T. Ah, no está mal. Es bastante convincente lo que dices; aunque acaso lo sea sólo por
la discreta manera con que lo apuntas. Pero entonces, ale: esto parece que venía a
cuento de cómo concebir la operación de la Gramática.
L. Ya se ve que el amigo Rueda va a meter el sistema o aparato de la lengua en el
mismo sitio que el teclado de la máquina de escribir o del piano. ¿No?
R. Sí. Pero.
L. ¿Qué pero?
R. Que es que —es verdad— el aprendizaje de otros sistemas de signos, como el de la
máquina de escribir o el de los símbolos y reglas de algún cálculo o mismo el de una
escritura, ideográfica o alfabética, se parecen en eso que decimos al caso del aprendizaje
de la lengua; pero puede que no sea sólo que se parezcan, sino que estén fundados todos
precisamente en él. Y por cierto, al menos si nos fijamos en la consideración, como
dicen los sabios, ontogenética de la cuestión, parece difícil rehusarse a la evidencia de
que en un niño el aprendizaje de la lengua es el primer caso de esa operación de paso
del saber cosciente al subcosciente técnico; y ya ves tú que entonces...
T. ¿Es tan cierto y seguro que haya de ser de veras el primero?
R. ¿Qué otra salida se te ocurre?
T. Estaba pensando que ya los otros ejemplos que dabas de pasada con aparatos no
precisamente simbólicos, los del baile y los istrumentos musicales, y más en general los
del aprendizaje del manejo de cualquier clase de herramienta o técnica que requiera
aprendizaje (aquí me temo que tengamos una renovación de la contienda de prioridad
entre el homo sapiens y el homo faber), pues, en fin, que de algún modo se podría decir
que siguen ese proceso, de paso de la atención —digamos— cosciente a la desatención,
y así podrían servir de precedente y modelo para lo de la lengua; pues lo que parece
claro es que algunos aprendizajes de ésos son anteriores: por lo menos, en los niños, la
técnica de andar (si, dada la torpeza costitutiva de la especie y aquello de que haya
habido niños cimarrones que no han aprendido a andar, me consientes llamarla técnica)
y la del manejo de cucharas y juguetes más o menos complicados. Y si pasamos, como
es de rigor, a los cuadrumanos, manera con que los chimpancés del señor Kohler, por
ejemplo, aprendían a ensamblar y hacer uso de pértigas articuladas...

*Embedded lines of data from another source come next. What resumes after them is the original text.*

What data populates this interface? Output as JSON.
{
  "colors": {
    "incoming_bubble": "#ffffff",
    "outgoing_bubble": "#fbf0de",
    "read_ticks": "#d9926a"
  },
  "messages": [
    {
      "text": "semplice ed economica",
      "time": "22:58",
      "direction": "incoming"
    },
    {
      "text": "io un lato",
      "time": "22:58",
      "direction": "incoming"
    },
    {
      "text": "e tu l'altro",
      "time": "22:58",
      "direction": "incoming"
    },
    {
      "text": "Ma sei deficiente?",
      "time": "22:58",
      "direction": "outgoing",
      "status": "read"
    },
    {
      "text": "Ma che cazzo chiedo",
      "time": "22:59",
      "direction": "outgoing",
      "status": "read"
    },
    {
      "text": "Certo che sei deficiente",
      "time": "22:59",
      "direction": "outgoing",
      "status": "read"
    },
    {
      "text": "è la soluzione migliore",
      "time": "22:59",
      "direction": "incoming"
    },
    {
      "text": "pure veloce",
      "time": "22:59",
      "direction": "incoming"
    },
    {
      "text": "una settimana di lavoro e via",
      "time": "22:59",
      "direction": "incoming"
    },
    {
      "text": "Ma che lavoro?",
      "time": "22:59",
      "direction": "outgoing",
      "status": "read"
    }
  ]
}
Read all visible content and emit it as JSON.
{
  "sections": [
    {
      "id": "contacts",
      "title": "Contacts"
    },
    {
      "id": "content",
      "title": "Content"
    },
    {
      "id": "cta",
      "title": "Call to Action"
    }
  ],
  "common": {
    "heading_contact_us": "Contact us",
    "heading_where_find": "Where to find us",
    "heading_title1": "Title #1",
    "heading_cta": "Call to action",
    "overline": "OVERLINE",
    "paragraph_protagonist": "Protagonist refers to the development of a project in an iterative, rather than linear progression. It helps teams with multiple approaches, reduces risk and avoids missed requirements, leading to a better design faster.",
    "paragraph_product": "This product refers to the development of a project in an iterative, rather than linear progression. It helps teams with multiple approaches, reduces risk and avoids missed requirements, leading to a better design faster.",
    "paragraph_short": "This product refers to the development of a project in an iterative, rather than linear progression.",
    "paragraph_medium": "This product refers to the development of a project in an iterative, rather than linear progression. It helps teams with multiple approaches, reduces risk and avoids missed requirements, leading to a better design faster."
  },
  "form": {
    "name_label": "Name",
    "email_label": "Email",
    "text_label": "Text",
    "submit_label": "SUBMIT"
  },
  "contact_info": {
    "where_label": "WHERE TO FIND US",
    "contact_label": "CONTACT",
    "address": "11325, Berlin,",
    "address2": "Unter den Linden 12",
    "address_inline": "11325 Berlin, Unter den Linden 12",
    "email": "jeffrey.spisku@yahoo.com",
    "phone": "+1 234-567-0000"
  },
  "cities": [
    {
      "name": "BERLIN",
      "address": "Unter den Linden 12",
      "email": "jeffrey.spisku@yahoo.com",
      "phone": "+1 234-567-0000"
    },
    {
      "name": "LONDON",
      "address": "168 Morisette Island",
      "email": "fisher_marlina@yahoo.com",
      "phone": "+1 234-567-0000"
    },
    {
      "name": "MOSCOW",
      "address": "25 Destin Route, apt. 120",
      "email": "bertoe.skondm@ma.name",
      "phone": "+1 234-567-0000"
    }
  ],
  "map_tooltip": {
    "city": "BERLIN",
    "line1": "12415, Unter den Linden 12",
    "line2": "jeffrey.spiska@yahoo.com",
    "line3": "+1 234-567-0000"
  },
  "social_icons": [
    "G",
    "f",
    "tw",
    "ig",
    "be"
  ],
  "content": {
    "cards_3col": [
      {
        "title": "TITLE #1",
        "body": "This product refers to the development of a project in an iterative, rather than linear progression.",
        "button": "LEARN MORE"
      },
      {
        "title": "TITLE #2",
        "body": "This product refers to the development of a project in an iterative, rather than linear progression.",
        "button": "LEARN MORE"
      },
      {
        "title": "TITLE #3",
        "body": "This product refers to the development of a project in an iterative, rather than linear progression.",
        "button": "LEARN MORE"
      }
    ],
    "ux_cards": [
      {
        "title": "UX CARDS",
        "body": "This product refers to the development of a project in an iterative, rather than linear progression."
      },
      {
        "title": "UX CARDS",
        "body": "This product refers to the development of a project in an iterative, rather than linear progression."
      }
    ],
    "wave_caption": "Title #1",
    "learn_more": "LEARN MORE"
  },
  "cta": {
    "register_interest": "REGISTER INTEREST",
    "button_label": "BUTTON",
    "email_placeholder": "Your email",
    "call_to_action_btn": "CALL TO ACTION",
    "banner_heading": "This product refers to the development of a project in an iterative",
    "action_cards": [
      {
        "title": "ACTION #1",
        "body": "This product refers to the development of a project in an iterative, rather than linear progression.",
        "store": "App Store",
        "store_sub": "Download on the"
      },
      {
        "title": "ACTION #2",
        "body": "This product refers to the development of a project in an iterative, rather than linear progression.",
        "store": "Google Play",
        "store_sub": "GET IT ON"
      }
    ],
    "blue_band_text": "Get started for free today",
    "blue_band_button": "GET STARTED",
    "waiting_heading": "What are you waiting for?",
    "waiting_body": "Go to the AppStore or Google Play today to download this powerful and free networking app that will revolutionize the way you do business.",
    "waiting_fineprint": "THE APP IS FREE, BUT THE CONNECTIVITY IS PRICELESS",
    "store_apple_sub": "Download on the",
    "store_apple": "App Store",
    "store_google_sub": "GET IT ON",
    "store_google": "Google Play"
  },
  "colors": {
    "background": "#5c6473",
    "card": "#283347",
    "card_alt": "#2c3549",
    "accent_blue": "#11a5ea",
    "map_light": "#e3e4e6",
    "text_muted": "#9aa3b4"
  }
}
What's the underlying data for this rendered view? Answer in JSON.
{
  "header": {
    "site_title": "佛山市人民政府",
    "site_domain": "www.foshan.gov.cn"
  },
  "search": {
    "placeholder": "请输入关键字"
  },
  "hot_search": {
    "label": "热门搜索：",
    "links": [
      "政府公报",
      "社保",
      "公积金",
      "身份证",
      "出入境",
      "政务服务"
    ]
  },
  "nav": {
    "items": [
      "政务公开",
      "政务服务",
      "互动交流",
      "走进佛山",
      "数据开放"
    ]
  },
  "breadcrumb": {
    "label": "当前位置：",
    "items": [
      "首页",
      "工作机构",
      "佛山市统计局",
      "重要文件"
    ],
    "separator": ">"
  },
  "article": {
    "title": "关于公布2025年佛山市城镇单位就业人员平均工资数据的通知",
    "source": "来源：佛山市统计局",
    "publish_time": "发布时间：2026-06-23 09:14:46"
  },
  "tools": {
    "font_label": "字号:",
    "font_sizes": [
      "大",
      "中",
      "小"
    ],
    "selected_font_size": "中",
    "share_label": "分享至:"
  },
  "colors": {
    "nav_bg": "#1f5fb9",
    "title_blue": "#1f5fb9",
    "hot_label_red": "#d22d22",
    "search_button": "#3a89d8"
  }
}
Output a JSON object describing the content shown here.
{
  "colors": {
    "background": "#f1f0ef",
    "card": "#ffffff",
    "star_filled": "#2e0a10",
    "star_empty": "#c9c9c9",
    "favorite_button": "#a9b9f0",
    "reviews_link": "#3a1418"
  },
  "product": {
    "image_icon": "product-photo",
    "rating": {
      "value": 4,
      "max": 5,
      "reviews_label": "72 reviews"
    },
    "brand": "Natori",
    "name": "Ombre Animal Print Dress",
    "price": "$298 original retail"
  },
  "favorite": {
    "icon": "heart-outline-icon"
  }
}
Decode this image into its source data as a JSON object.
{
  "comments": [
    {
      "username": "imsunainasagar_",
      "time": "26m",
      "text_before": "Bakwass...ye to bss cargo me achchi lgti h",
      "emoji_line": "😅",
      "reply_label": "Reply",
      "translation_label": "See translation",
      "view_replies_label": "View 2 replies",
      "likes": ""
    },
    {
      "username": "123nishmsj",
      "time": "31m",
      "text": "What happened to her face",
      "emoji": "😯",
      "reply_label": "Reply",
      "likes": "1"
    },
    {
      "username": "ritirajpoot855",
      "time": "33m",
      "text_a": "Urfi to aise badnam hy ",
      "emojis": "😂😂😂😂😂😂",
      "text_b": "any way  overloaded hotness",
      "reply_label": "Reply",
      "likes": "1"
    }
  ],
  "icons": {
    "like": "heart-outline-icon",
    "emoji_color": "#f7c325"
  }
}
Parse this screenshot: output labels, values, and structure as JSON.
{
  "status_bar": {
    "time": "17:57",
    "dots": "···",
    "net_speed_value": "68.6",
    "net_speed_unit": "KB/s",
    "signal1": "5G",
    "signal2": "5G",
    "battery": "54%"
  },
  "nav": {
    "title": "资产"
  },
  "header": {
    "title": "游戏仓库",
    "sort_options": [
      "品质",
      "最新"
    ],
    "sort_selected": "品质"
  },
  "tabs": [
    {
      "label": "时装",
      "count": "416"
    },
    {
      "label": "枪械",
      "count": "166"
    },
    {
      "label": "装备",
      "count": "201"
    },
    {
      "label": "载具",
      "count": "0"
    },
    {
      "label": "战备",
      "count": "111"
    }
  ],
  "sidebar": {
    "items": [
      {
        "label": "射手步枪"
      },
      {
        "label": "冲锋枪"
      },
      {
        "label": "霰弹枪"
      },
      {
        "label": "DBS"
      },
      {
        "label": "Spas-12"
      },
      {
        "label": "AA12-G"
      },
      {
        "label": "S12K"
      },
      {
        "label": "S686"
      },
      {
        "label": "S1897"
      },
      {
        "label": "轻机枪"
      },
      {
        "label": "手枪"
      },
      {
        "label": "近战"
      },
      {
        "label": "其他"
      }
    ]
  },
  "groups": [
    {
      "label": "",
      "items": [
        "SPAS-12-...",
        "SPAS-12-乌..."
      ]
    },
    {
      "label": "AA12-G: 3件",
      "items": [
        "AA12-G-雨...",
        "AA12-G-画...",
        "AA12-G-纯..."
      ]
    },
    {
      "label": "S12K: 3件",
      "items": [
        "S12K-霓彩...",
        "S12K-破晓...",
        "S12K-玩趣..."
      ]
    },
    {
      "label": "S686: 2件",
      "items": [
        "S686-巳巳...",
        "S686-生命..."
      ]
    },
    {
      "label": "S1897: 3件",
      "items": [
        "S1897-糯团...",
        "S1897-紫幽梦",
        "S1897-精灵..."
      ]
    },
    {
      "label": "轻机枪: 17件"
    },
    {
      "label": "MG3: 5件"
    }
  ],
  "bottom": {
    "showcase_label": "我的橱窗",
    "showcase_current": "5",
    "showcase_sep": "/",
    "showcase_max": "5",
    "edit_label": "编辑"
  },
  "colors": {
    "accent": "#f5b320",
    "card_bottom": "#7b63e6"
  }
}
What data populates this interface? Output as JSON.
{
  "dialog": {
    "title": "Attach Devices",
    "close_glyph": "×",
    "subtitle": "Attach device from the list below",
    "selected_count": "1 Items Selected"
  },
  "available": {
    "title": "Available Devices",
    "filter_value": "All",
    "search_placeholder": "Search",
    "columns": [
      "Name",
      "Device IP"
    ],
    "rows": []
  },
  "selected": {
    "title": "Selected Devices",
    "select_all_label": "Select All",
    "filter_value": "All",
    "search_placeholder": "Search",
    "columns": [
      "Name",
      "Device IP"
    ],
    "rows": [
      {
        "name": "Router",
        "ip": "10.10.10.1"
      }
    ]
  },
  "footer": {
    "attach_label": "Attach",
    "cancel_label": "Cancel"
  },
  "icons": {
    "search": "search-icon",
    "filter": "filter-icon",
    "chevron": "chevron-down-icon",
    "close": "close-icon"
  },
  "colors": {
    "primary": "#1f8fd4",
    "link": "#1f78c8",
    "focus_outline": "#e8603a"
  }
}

L. Anda, y no quieras saber si traemos a colación otros monos más modernos y
progresados, como los de los Sres. Gardner o a Sara la del Sr. Premack: que yo creo
que, atendiendo por un lado a sus notables logros en cuanto al uso de sistemas de
señales (¿no decían que Sara manejaba ya hasta el signo de la negación?) y por otro lado
a la previa capacidad para el aprendizaje de procesos técnicos que caracteriza a nuestros
peludos primos, no va a poderse menos de considerar que, en efecto, el procedimiento
de relegación al subcosciente del sistema de la lengua tiene precedentes y modelos.
R. Bueno, no nos metamos ahora, si os parece, en la cuestión de los posibles
precedentes, ni mucho menos recaigamos en las románticas especulaciones sobre la
definición del Hombre; que lo que es a mí, ya sabéis qué rábanos me importa que la
definición del Usuario de Signos coincida o no con la piel rasa o la posición bípeda.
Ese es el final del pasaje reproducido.